Low points of a premature induction to the job have left wounds that are still smarting

Low points of a premature induction to the job have left wounds that are still smarting

In October 1982, I first stood in front of a class (discounting the time my P4 teacher let me bring in some kit from my chemistry set to demonstrate an experiment). It was the second day of my placement, a Tuesday. On the Monday, I'd arrived and was taken to meet the head of physics, a kindly old geezer who was probably several years younger than I am just now.

"I won't have to take any classes today?" I asked.

"You know what he just asked me?" said the principal teacher when introducing me to the rest of his department. He then assumed a voice of appalling, quavering nervousness and repeated my query about taking classes. I felt my head pop, tortoise-like, into my brown sports jacket. Why had I asked such a bloody silly question?
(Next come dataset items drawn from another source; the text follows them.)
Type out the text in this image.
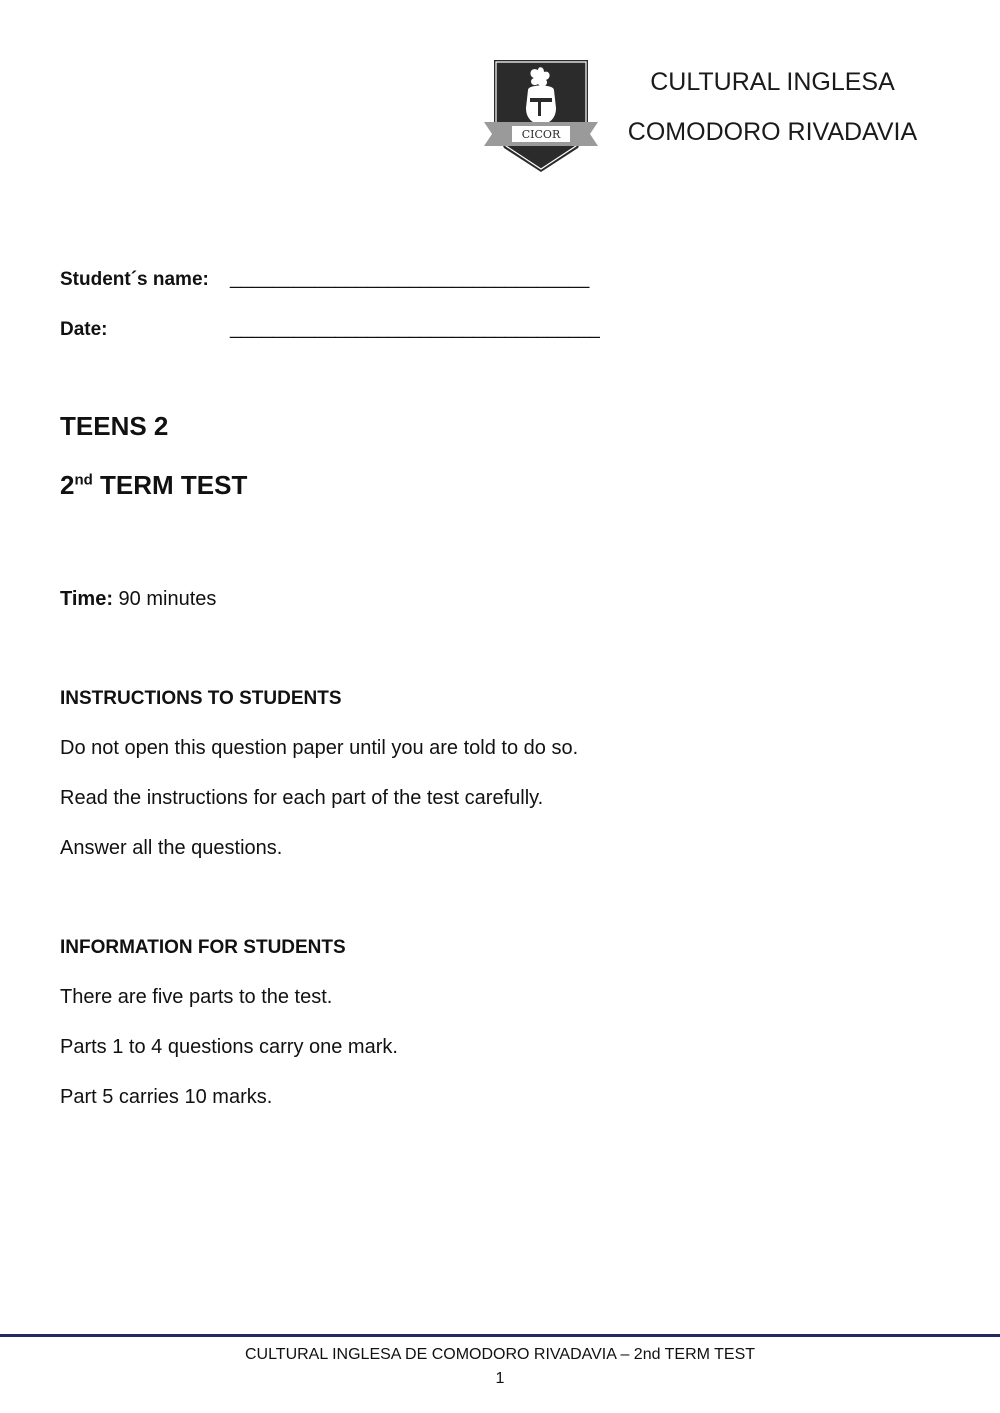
CICOR
CULTURAL INGLESA
COMODORO RIVADAVIA
Student´s name: __________________________________
Date:	___________________________________
TEENS 2
2nd TERM TEST
Time: 90 minutes
INSTRUCTIONS TO STUDENTS
Do not open this question paper until you are told to do so.
Read the instructions for each part of the test carefully.
Answer all the questions.
INFORMATION FOR STUDENTS
There are five parts to the test.
Parts 1 to 4 questions carry one mark.
Part 5 carries 10 marks.
CULTURAL INGLESA DE COMODORO RIVADAVIA – 2nd TERM TEST
1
Not for the first time, I was beating myself up prematurely, for 24 hours later the head of maths announced that he had a dental appointment last thing, he'd leave work and I could supervise his class. I was too naive to realise that this really wasn't on, so clad in the brown sports jacket, possibly the dullest garment ever worn by anyone, I took his class, sort of. If you learn from mistakes, I gave myself an immense number of learning opportunities during that first lesson.

I like to think that if you drew a graph of "number of mistakes made by Gregor in teaching" versus time, it would be an exponential decay curve. Like a graph of radioactivity, there would be spurious high and low readings and it would never quite get to zero. I like to think that, but it wouldn't.

There would be a sharp upswing at the point when I came back from my secondment in 2006. In fact, part of me wonders if I was just unlucky with an awkward set of pupils. Another part asks itself what effect a very sad event taking place in our extended family was having, but that same part also finds the notion of attaching any blame to these particular circumstances almost blasphemous. Whatever was going on, there were times when my anger at certain children was not theatrical. I lost the rag. Gave bawlings out in the corridor. Mistakes.

I like to think that I had things back in hand when I moved on to my current job, but I will always wonder if I'd just reached a point on the graph where the reading shot up due to a spurious burst of metaphorical cosmic rays. I can joke about brown sports jackets, but not about this low time. It won't go away. You know what? Given that I still work with teachers, perhaps that's a good thing.

Gregor Steele no longer owns any sports jackets

Scottish Schools Education Research Centre.